Я, словно в детстве, выйду из игры,
но это уж совсем другая сказка.
И предо мною встанет царь горы,
пропахший мирозданием и краской.


.
.

***
Вино с тройным одеколоном
и две шестерки на погоны…
Очнулся, понял – всё просрал.
Придумал новую забаву:
щеночка века-волкодава
на свалке взял и подобрал.

Живём. Назвал его Егор.
На небе – флаг, на нём – Егор.
Конь – на дыбы, змею почуяв…
В руке копьё, в уме топор.
Въезжает в стольный град Кукуев.
Детишки прыгают, встречая,
и вслед кричат – смотри, Чапаев!

Под ним огромная страна.
Три революции, война,
ещё война, остатки крови.
Врач без наркоза с бодуна
оттяпал Крым. Ну, на хрена?!
Фантомные остались боли.
А раньше? Раньше было больше:
на органы продали Польшу…
Парадный китель, ордена –
три тыщи лет осады Трои
и двести лет Бородина.

Где доктор-смерть стоит с пинцетом,
а в нём зажата сигарета.
В глазах стоячая вода.
Обкусывает заусенцы
и чешет зад. Кино и немцы!!!
Оставь надежду всяк сюда…

2012


.
.
***
Мать напечёт в дорогу пирожков,
но провожать до поезда не станет,
чтоб душераздирающих гудков
не слышать, не искать платок в кармане.

Пустого сердца мне не отогреть.
Не отыскать в толпе родные лица.
А только в одиночестве смотреть,
как у дверей зевает проводница.

И время, набирая полный ход,
круги срезает, как на стадионе.
И впопыхах прощается народ,
и мечется овчарка на перроне.


.
.

бахилы

Ведь жил неброско и немарко
и был вчера ещё любим…
Ну а сегодня санитарка
протёрла начисто за ним.

Прости! Какие нынче песни…
Ему теперь с другими жить.
Быть в оппозиции к небесным
властям и с бесами дружить.

А может в белом экипаже
на всё поглядывать с небес.
А доктор что?
А доктор скажет –
был человек, да вышел весь.

Его жене не хватит силы
в такой поверить поворот.
Она забудет снять бахилы
и в них по улице пойдёт.


.
.
* * *
Я удивился бледности лица,
когда она на пальце теребила
кольцо и говорила про отца,
как заново ходить его учила.

Кормила с рук, жалела.

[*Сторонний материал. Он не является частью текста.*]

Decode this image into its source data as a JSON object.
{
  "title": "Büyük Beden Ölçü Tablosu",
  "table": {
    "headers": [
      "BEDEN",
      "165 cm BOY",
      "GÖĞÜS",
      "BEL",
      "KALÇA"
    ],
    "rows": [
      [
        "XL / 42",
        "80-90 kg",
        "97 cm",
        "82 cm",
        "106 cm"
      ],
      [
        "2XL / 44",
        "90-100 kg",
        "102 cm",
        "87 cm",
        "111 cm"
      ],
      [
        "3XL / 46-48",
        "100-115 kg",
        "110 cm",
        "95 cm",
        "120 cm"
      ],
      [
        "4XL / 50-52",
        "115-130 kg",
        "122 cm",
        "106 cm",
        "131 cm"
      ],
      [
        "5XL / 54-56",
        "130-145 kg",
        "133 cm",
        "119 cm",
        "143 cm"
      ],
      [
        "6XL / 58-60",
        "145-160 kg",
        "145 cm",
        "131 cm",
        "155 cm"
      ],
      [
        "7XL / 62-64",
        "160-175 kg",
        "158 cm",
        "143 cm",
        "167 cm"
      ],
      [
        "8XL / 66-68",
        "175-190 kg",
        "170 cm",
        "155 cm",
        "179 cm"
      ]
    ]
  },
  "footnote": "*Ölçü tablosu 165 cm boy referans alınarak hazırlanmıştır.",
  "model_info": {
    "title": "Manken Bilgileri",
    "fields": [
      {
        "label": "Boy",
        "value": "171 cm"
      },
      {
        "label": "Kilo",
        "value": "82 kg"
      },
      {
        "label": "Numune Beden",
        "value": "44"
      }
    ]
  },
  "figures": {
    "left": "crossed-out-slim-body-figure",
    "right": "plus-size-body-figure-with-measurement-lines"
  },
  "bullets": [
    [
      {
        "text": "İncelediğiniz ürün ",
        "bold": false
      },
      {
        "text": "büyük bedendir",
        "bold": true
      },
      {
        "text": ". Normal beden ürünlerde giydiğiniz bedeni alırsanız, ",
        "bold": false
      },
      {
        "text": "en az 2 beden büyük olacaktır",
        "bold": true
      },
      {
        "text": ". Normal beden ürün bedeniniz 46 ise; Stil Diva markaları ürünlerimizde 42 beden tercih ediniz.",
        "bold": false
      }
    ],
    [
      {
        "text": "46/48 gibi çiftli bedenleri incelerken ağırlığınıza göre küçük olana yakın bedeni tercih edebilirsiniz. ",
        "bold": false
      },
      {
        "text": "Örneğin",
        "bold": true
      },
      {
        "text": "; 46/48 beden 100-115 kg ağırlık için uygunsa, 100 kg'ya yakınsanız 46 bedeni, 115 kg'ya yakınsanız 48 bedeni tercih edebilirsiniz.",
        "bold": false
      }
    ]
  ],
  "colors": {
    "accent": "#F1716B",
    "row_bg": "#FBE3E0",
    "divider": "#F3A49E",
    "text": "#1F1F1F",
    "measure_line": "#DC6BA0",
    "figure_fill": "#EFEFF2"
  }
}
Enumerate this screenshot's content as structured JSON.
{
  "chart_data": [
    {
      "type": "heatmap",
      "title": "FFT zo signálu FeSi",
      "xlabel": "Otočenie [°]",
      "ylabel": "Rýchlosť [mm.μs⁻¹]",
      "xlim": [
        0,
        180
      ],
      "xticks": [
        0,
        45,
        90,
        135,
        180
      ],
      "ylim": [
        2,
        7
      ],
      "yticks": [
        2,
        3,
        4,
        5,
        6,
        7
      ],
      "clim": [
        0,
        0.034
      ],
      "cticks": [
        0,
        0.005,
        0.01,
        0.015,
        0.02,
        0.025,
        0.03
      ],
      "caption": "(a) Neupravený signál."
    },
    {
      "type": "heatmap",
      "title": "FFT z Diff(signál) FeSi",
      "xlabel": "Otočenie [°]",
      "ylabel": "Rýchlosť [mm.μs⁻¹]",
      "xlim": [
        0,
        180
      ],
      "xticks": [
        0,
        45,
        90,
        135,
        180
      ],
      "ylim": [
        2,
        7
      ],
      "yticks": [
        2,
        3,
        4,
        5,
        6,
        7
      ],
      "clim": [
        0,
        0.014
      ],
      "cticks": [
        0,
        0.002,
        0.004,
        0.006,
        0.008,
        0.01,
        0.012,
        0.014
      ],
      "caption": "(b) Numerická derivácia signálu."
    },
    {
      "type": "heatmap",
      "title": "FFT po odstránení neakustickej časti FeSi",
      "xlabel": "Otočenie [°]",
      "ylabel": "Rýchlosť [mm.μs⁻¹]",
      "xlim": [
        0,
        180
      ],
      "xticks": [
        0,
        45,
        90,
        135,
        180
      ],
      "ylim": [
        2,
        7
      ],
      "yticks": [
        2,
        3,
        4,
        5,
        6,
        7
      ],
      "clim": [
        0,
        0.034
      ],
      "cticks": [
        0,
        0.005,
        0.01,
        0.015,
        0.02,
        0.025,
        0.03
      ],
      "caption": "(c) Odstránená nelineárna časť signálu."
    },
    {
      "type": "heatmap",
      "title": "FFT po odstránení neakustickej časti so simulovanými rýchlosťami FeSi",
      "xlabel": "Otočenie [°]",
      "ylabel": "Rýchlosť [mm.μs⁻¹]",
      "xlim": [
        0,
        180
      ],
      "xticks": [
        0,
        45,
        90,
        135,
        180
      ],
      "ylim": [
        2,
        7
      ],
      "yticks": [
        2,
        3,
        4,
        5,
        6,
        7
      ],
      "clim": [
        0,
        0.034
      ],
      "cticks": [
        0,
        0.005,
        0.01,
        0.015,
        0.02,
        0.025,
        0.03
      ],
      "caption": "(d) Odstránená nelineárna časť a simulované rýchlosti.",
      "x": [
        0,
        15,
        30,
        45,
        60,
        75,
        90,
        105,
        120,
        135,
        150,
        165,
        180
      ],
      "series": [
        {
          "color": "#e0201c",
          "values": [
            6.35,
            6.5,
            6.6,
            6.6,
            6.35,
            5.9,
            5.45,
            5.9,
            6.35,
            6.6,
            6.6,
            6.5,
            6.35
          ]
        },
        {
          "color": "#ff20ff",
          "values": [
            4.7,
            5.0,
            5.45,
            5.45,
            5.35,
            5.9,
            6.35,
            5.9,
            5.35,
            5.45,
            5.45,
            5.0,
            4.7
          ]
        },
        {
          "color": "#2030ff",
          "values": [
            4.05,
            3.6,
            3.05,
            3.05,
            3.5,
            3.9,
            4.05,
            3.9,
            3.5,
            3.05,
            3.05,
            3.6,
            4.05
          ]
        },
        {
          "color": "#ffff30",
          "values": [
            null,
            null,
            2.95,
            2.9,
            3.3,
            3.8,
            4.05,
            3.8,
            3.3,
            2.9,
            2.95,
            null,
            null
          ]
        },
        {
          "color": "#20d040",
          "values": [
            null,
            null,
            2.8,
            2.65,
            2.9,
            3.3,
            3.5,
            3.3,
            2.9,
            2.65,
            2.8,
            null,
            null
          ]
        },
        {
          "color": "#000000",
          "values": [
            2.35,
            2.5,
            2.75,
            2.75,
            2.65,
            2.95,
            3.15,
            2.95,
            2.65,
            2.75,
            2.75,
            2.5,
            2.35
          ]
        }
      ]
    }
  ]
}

Не беда,
поправится, ведь он ей обещался.
А он ушёл… А он ушёл туда,
откуда ни один не возвращался.

Я молча слушал тягостный рассказ,
глаза приподнимая боязливо.
Но увидал, что именно сейчас
она была особенно красива.

Её лицо и маленькая грудь,
худые плечи, тонкие запястья.
Я думал, что она когда-нибудь
составит не моё, но чьё-то счастье;

что до сих пор совсем её не знал,
хотя мы тыщу лет уже знакомы.
Я понял всё, но только не сказал,
а просто проводил её до дома.


.
.
* * *
На дереве кормушка из фанеры.
Скамейка – ей к лицу пенсионеры.
И номера домов, как имена.
Как написал бы сказочник, к примеру, –
жила-была песочница одна.

Песочница, а в ней возились дети.
Моя халупа с окнами во двор.
Всю ночь подвальной дверью хлопал ветер
и я подслушал этот разговор

без умысла, скорее, по привычке.
А может быть, я просто делал вид,
что это мне ночная электричка
о чём-то важном издали кричит;

что знаю, для чего растёт на крыше
сарая одинокая трава.
Но главного я так и не расслышал,
не разобрал последние слова.


.
.
* * *
Послипались и мысли и строчки.
Но ещё слишком долго до точки.
Вот и ты! как последний сачок,
шаришь, ищешь впотьмах выключатель.
А тебя направляет создатель:
типа – холодно-горячо.

Напиши под всевышним нажимом
пару слов о себе, о любимом –
приукрась! напридумай! соври!
Будто жил, как живут, на вулкане.
А создатель скептически глянет,
словно он – председатель жюри.

Он тебя для забавы состарит!
Глянь, уже в предпоследнем угаре
кто-то с мылом снимает кольцо.
На порожках соседские бабы.
Жучка Жучкой – на задние лапы,
поднялась и лизнула в лицо.

2011


.
.
* * *
Дама лет сорока – босиком по песку,
худосочный купальник на бронзовой коже.
Про такую б сказали, что в самом соку,
я б её написал, только я не художник.

Не художник и всё. Так сложилось само.
У меня свой сюжет и другая картина:
в приоткрытую дверь видно створку трюмо,
слышен голос хозяйки, ругающей сына.

Кошка трётся о ножку, аж двигает стул,
виноград вывел стены и вышел на купол.
До обеда пекло, после дождь лупанул,
он как лучше хотел, только всё перепутал.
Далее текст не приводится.